Sigh, what a night last night was. Mondays arent that good at the best of times but last night was a complete crash and burn. Got home, smug was in the window, meowing, saw me and then put her paw through the window to shake hands almost. So incredibly cute, get in, feed and cuddle hereand bang, needed to sleep.
Wake up at 8, watch gadget show, kitchen nightmares some crap after that which then sparked something off. Here I am , 31, sat in the front room with no heating, little food, wearing a hoodie to keep me vaguely warm, alone in the dark. At that point tears were rolling down my face and for once, unable to pull them back in and keep things inside.
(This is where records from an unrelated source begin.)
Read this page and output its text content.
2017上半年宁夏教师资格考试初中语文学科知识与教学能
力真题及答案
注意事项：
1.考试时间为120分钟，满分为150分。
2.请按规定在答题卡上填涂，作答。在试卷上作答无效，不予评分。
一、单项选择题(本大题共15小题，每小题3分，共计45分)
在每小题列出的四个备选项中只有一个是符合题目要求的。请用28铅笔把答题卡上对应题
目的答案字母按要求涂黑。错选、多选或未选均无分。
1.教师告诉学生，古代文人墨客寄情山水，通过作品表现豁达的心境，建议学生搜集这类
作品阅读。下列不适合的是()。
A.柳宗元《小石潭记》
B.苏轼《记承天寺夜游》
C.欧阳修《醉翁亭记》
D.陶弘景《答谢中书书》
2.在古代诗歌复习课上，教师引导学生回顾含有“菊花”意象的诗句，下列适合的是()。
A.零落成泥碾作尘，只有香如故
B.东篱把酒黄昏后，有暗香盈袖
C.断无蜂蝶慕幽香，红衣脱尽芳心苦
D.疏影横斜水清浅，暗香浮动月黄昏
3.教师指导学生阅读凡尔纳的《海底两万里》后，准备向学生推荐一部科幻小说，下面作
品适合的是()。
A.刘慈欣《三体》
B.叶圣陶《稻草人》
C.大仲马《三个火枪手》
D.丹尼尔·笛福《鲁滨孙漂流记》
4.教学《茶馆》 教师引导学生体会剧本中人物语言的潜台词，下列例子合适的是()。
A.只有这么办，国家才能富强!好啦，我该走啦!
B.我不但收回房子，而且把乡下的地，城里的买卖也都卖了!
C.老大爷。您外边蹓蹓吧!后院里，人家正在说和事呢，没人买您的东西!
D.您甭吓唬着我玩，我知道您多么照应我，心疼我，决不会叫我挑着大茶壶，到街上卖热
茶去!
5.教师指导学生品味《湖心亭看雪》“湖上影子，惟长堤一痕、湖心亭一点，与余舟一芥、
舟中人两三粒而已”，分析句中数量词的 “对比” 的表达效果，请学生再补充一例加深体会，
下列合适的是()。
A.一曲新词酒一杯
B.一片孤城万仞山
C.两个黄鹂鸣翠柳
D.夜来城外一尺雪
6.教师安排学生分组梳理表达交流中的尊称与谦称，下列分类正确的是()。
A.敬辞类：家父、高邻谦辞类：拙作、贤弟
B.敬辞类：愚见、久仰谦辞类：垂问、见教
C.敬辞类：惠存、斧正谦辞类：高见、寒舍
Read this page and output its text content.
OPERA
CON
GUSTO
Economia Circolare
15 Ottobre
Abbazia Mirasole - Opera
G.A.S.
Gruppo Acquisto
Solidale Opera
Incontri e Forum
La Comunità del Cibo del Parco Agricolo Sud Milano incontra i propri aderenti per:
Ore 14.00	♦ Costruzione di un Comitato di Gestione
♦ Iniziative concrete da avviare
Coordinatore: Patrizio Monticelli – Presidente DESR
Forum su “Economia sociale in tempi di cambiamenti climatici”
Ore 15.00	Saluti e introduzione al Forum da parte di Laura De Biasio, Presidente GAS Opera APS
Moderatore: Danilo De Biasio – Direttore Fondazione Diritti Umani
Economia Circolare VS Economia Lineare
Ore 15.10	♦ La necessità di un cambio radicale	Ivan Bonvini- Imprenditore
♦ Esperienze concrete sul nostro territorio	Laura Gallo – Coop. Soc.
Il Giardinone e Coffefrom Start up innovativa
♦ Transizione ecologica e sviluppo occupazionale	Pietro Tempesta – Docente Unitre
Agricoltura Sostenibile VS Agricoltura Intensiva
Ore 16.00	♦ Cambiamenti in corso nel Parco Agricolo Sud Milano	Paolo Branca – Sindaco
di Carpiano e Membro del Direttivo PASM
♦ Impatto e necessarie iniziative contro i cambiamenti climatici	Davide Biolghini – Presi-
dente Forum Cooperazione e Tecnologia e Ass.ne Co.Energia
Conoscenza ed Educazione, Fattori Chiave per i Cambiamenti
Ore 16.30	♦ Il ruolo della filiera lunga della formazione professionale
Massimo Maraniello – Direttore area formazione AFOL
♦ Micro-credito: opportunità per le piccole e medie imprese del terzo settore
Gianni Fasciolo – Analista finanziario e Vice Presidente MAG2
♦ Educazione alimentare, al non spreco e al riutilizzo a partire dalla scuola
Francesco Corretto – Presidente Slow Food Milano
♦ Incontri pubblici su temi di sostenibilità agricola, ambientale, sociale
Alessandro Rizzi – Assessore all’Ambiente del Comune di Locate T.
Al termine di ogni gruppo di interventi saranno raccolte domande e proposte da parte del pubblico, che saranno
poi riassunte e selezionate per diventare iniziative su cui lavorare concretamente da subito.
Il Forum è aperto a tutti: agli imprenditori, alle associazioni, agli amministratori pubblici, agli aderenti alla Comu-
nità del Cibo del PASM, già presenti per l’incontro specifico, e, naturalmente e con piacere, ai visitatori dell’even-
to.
In the minds eye I should get up , move about, get the endorphines going, create happy celluar reactions, the logic side of the mind knows this to be true that it is the best thing to do. The body however just doesnt respond. Its like a missing link from thoughts, sense and logic into doing. The weekends are spent lying on my sofa thats now my full time bed. Not to disrespect any disabled people but it does feel the closest I might ever get to being paralised. When sat down its a monumental effort to haul ass to get back up and do anything.
There are the better days, which is classed as being not so bad. Washing does tend to get done etc and the main thing is that smug gets fed which is always important.
I am supposed to be doing small things
Cycle to work everyday – Done
Stop thought distortions
Go for a walk at weekends – its pissing down all the time
Ask someone for a drink that i might know or not = EPIC fail (see saturdays blog)
Find a local activity = This is solva, there is nothing for kids here, especially if you dont have a car to do anything. On that one shes asked me if I would do voluntary work. Whats this im supposed to feel better helping people out, ok or is it working with people worse off than you so you dont feel as bad?
Its 1413 now and I have to get ready to go for meeting 5 out of 6 and before taht I need to drop kids off at the proverbial swimming pool.